SEPTEMBER 11, 2017 — A prototype of a 1,350 mm diameter ship’s propeller has been completed using additive manufacturing (3D printing) techniques. Named WAAMpeller, the prototype has been produced by a cooperative consortium that includes Damen Shipyards Group, RAMLAB, Promarin, Autodesk and Bureau Veritas.

This first prototype WAAMpeller will be used for display purposes, but planning for a second example, that will have class approval, is already underway. “We start production of a second propeller with class approval later next month – using all the lessons we have learned over the past few months,” says Kees Custers, Project Engineer in Damen’s R&D department. “We are aiming to install this second one onto one of our tugs later this year.”

The WAAMpeller was fabricated from a nickel aluminium bronze (NAB) alloy at RAMLAB (Rotterdam Additive Manufacturing Lab) in the Port of Rotterdam.

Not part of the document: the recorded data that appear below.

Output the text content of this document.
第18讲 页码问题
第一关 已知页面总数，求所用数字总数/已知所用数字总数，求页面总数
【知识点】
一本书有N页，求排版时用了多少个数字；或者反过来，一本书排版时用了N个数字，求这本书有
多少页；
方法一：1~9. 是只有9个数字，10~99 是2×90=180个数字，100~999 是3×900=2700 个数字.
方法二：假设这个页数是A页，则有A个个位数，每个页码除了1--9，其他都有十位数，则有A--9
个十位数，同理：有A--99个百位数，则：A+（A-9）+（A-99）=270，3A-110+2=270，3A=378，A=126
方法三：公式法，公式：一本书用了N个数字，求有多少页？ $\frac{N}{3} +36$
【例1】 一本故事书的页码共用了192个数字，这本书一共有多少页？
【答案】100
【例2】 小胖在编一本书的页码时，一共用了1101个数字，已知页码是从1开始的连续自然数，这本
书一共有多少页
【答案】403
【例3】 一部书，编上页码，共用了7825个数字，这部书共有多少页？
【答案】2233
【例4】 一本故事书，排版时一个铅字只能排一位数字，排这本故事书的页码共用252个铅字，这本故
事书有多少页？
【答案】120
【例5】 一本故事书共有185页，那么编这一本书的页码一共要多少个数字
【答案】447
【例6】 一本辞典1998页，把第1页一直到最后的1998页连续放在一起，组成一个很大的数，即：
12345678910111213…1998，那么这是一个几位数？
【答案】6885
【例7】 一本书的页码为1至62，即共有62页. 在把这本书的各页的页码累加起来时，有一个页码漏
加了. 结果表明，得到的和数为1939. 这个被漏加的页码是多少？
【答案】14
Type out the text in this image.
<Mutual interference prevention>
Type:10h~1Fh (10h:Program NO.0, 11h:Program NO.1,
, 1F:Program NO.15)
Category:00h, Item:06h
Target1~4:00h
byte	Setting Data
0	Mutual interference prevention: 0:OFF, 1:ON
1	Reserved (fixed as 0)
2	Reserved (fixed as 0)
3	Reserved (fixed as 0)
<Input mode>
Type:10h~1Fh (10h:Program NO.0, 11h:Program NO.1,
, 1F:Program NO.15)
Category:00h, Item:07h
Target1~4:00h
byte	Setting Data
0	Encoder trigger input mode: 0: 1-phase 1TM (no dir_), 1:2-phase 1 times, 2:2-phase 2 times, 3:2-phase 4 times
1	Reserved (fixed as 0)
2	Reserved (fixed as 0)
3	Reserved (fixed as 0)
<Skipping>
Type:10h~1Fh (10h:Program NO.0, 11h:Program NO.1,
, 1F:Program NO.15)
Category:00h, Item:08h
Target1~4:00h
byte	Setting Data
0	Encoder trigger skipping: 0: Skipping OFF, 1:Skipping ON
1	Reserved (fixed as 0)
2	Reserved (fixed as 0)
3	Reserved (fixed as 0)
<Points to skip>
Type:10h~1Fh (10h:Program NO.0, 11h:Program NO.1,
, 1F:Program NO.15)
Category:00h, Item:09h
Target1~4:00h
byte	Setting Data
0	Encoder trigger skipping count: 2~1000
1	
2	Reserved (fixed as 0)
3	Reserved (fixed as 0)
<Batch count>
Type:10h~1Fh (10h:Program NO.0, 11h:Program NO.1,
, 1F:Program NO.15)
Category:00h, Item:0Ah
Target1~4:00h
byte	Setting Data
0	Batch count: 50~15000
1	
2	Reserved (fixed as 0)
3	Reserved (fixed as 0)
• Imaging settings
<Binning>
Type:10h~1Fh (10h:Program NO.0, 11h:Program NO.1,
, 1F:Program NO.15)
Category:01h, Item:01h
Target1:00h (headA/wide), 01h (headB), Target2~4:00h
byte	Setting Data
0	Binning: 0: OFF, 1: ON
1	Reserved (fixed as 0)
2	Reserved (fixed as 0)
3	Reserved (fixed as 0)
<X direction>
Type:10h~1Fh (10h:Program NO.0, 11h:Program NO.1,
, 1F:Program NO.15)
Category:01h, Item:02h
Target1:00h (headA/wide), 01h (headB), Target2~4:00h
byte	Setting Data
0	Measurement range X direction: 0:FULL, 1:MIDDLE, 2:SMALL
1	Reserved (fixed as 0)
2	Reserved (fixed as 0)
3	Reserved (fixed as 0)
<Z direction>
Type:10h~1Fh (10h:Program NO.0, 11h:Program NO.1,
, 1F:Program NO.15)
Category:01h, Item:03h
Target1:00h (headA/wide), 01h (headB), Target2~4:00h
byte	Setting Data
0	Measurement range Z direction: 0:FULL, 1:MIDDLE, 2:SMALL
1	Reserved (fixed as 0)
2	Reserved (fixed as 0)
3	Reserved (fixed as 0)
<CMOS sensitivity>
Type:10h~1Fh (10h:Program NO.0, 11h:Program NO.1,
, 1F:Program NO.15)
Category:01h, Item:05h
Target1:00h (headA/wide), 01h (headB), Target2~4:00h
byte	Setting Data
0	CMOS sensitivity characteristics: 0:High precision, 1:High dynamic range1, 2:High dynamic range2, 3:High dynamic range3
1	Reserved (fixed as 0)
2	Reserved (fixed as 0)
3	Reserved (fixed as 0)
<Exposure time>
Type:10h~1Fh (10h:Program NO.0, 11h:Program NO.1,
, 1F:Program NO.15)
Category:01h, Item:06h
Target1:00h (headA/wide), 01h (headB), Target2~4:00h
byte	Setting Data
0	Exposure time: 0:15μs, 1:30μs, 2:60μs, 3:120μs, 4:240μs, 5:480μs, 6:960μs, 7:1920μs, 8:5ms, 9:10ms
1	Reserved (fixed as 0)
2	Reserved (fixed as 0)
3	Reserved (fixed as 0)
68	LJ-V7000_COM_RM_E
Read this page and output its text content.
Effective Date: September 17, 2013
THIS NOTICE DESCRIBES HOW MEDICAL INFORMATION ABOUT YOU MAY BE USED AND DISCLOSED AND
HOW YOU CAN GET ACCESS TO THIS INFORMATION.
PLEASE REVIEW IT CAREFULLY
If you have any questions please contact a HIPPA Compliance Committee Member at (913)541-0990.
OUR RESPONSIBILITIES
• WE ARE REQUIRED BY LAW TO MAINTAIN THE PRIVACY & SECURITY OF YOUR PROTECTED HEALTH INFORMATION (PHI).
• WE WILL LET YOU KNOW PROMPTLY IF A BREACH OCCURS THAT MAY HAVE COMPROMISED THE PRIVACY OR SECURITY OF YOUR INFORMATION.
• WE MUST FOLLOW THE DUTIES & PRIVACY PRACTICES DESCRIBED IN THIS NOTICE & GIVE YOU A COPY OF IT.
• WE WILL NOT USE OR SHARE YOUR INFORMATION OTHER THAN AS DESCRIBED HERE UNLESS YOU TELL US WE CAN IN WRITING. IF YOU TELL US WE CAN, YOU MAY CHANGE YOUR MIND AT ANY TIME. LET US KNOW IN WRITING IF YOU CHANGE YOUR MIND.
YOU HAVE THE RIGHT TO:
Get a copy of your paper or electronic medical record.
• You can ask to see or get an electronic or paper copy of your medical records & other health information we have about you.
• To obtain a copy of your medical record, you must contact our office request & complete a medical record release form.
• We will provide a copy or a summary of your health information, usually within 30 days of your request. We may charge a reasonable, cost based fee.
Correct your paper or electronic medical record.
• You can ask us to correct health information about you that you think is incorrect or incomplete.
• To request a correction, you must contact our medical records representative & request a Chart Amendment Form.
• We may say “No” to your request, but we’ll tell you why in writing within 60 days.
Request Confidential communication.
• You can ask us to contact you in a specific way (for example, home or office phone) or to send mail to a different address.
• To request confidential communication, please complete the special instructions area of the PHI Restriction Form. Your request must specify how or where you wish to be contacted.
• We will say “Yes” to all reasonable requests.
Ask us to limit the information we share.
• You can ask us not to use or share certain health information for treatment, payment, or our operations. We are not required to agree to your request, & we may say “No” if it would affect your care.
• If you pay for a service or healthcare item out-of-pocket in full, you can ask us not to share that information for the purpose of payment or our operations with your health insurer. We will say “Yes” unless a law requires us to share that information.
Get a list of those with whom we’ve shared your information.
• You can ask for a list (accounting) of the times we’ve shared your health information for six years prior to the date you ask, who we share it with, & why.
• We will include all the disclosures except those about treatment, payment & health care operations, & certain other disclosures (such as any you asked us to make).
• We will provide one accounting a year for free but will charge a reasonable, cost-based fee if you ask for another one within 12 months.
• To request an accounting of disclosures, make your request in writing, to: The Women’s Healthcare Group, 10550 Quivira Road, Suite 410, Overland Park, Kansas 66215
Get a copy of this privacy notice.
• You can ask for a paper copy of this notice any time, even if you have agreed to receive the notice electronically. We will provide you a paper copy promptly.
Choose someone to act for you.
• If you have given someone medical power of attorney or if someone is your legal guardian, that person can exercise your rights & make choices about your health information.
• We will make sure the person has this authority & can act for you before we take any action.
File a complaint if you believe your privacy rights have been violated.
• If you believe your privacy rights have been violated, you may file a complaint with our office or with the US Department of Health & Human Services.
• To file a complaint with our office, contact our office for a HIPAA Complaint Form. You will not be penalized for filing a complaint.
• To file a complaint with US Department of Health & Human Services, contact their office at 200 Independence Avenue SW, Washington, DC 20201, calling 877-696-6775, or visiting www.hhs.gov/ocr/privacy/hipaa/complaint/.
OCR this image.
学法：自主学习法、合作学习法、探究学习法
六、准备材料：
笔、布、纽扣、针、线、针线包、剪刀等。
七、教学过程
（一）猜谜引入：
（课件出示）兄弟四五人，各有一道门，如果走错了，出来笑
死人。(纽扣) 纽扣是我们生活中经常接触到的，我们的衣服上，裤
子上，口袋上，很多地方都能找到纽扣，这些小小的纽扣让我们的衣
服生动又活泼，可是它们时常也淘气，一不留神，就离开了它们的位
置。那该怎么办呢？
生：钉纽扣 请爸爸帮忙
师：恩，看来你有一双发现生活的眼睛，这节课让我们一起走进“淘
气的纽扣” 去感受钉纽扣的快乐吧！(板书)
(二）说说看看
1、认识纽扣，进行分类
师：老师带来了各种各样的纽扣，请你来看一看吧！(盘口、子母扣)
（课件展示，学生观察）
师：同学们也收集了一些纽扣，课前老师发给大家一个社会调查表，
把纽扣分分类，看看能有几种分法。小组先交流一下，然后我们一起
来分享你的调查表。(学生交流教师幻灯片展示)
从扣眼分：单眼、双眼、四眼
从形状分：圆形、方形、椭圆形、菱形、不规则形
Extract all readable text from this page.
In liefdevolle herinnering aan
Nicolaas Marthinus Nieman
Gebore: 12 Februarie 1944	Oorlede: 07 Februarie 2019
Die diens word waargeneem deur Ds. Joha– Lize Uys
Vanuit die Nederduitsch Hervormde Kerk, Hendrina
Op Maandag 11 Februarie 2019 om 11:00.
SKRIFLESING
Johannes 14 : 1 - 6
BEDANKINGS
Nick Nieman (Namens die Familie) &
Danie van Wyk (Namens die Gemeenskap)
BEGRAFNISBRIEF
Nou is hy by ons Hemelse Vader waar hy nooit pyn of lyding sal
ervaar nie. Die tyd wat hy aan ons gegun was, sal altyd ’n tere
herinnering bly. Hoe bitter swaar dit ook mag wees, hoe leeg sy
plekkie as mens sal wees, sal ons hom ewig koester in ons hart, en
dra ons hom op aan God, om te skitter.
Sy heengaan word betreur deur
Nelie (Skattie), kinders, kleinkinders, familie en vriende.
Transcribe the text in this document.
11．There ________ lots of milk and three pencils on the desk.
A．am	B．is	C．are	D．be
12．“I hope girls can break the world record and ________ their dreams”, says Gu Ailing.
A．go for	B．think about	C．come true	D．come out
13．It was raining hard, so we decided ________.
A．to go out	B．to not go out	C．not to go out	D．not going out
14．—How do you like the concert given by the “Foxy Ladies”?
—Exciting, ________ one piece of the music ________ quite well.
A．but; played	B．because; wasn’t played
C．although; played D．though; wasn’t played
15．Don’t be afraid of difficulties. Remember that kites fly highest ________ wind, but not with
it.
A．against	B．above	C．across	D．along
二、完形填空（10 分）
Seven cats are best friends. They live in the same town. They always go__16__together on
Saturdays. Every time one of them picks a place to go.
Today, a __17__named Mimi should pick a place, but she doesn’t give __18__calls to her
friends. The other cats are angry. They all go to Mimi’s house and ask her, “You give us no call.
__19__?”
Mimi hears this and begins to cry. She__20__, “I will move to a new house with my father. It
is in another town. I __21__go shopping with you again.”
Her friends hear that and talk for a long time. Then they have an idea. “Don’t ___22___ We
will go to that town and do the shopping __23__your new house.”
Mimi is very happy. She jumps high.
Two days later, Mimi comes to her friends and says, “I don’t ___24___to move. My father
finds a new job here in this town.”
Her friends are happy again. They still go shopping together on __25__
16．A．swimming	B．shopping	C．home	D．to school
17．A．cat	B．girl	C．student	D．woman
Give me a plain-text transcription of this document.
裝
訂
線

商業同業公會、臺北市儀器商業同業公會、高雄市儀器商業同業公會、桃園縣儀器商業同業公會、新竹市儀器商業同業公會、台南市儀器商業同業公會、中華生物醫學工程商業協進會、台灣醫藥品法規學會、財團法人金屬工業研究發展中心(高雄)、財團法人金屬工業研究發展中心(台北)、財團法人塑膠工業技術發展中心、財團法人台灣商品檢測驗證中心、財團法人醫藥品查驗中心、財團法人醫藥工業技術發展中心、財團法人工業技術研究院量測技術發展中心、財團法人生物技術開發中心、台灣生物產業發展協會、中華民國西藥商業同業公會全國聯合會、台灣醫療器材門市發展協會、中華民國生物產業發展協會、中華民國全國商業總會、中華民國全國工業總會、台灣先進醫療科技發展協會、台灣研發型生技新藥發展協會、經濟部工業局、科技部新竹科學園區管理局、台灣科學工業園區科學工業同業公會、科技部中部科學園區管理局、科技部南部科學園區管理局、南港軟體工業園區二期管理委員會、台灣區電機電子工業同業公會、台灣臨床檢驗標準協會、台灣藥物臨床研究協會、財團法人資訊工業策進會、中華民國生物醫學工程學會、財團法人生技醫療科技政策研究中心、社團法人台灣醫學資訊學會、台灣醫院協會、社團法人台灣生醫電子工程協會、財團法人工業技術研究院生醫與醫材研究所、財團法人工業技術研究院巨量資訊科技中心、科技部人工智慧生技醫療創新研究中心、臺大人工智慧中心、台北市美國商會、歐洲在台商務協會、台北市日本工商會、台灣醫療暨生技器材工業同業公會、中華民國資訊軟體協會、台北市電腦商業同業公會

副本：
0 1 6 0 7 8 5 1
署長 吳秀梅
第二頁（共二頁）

The propeller was produced with the wire arc additive manufacturing (WAAM) method using a Valk welding system and Autodesk software. The triple-blade structure uses a Promarin design that is used on Damen’s Stan Tug 1606. With production complete, the WAAMpeller will be CNC milled at Autodesk’s advanced manufacturing facility in Birmingham, U.K.

The prototype 3D printed propeller represents a steep learning curve in the understanding of material properties.

“This is because 3D printed materials are built up layer by layer,” says Mr. Custers. “As a consequence, they display different physical properties in different directions – a characteristic known as anisotropy. Steel or cast materials, on the other hand, are isotropic – they have the same properties in all directions.”

Because of this critical difference, one of the first steps was to carry out extensive testing of the material properties of the printed material to ensure compliance to Bureau Veritas standards. This involved printing two straightforward walls of material then using a milling machine to produce samples for lab testing of tensile and static strengths.”

The 400 kg WAAMpeller also marks a milestone in terms of 3D printing production techniques.

“The challenge has been to translate a 3D CAD file on a computer into a physical product. This is made more complex because this propeller is a double-curved, geometric shape with some tricky overhanging sections,” says Mr Custers.

Yannick Eberhard of Promarin’s R&D department adds that “the transformation from a semi-automatic to robotic processing is the solid foundation for even more complex and reliable future propeller designs”.

“Material characterization and mechanical testing have been an important part of this project,” says Wei Ya, Postdoctoral Researcher from the University of Twente at RAMLAB. “We have to make sure that the material properties meet the needs of the application. Material toughness, for example – ensuring that the propeller is able to absorb significant impact without damage.”

“But we have also been working towards optimising the production strategy for 3D metal deposition,” Mr. Ya continues. “This includes bead shape and width, as well as how fast we can deposit the printed material.”

RAMLAB as theh capacity to print objects with maximum dimensions of 7 x 2 x 2 m,

“For large scale 3D metal deposition, the WAAMpeller is really ground-breaking for the maritime industry,” says Mr. Ya. “This technology is a fundamental change in the concept of how we make things. With additive manufacturing, you can print most metallic components that are needed in principle. There is so much potential for the future – these techniques will have a big impact on the supply chain.”